Vivek Haldar

Meta-Harness: Automating the Benchmaxing Loop

The central question in the agent space right now is: how do you get humans out of the loop? If you’re manually steering your agent, you have only partially automated the flow, and you the human are still the bottleneck. Two recent projects illustrate how to climb this ladder of abstraction, and the second one hits close to home for me.

Autoresearch

Andrej Karpathy’s AutoResearch showed a clean version of this idea. Take a program that trains a small GPT model, and let a coding agent edit it directly — making changes to architecture, hyperparameters, optimizer, anything — then running a training job and checking whether a performance metric improved. If it did, keep the change. If not, git-reset back to the last good version. Greedy hill-climbing, running overnight automatically.

A human ML researcher performs the same loop manually: set off a training run, check metrics, tweak the training logic, repeat. AutoResearch automates that entire cycle. The crucial enabler is having one very unambiguous, very clear metric to optimize. The agent does the hill-climbing all by itself.

MetaHarness

Meta-Harness takes this idea and applies it to model harnesses — what we used to call scaffolding. A harness is all the logic you wrap around a base model to make it accomplish a task: the reasoning loop, tool use, planning, prompt engineering. Claude Code is a harness, just a very general-purpose one. So is any agent framework you build for a specific purpose.

Meta-Harness is trying to do for harnesses what Autoresearch did for training: can you automatically construct the optimal harness for a given task?

The architecture is simple, and mirrors what a human AI engineer does. A coding agent — Claude Code with Opus 4.6, in their experiments — acts as the proposer: it creates a new harness, which gets evaluated on a benchmark. The scores, the harness source code, and crucially all the execution traces (prompts, tool calls, model outputs) get stored back to the file system. Then the agent loops back.

There is no complex co-ordination mechanism. It is just the file system, folders full of harness code, benchmark results, and traces. The proposer reads everything from previous iterations via standard tools (grep, cat, ls), does failure analysis on the traces, and proposes something better. There’s a minimal domain-specific prompt that tells the agent where to write harnesses and what files it can modify, but beyond that, no special-purpose programmatic logic drives the improvement. The general-purpose proposer agent (Claude Code, in this case) is smart enough to poke around the folders and files from previous runs, analyze where it failed, propose improvements, and keep the loop going.

And it works. They tested across multiple domains — text classification, math reasoning (IMO-level problems), and agentic coding (TerminalBench-2) — and the meta-harness loop produced harnesses that beat the strongest handcrafted baselines in each.

This is very bitter-lesson-pilled: throw search and compute at the problem, and you’ll outperform bespoke human engineering.

AutoResearch operates on a narrow signal. It only works with the last good train.py (reverting on failure) and one scalar metric. Meta-Harness operates on a much richer information set: the source code, evaluation scores, and full execution traces from every previous attempt are preserved and accessible. That richer context gives the proposer far more to work with when diagnosing failures and proposing improvements.
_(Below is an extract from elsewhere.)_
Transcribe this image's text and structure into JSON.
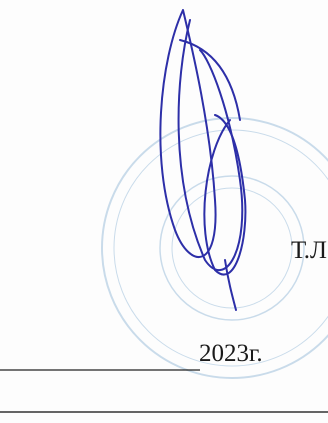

I Did This By Hand (And Regretted It)

This resonates for me personally. I recently designed and open-sourced Proceda, a harness for automating standard operating procedures into agents, and spent days benchmaxing it on SOP-Bench. My loop looked exactly like Meta-Harness — run the benchmark, look at the score, ask Claude Code to analyze the failure traces, improve the harness, repeat — except I was the one closing the loop manually.

I got to SOTA on SOP-Bench doing this, but at the end I was kicking myself for not setting up an AutoResearch-style automated loop. Which is precisely what Meta-Harness formalizes.

The Takeaway

The main thrust of the entire agent field right now is removing humans from agentic loops. AutoResearch and Meta-Harness are two concrete illustrations of how to do it: define a clear metric, give the agent access to its own history, and let it rip.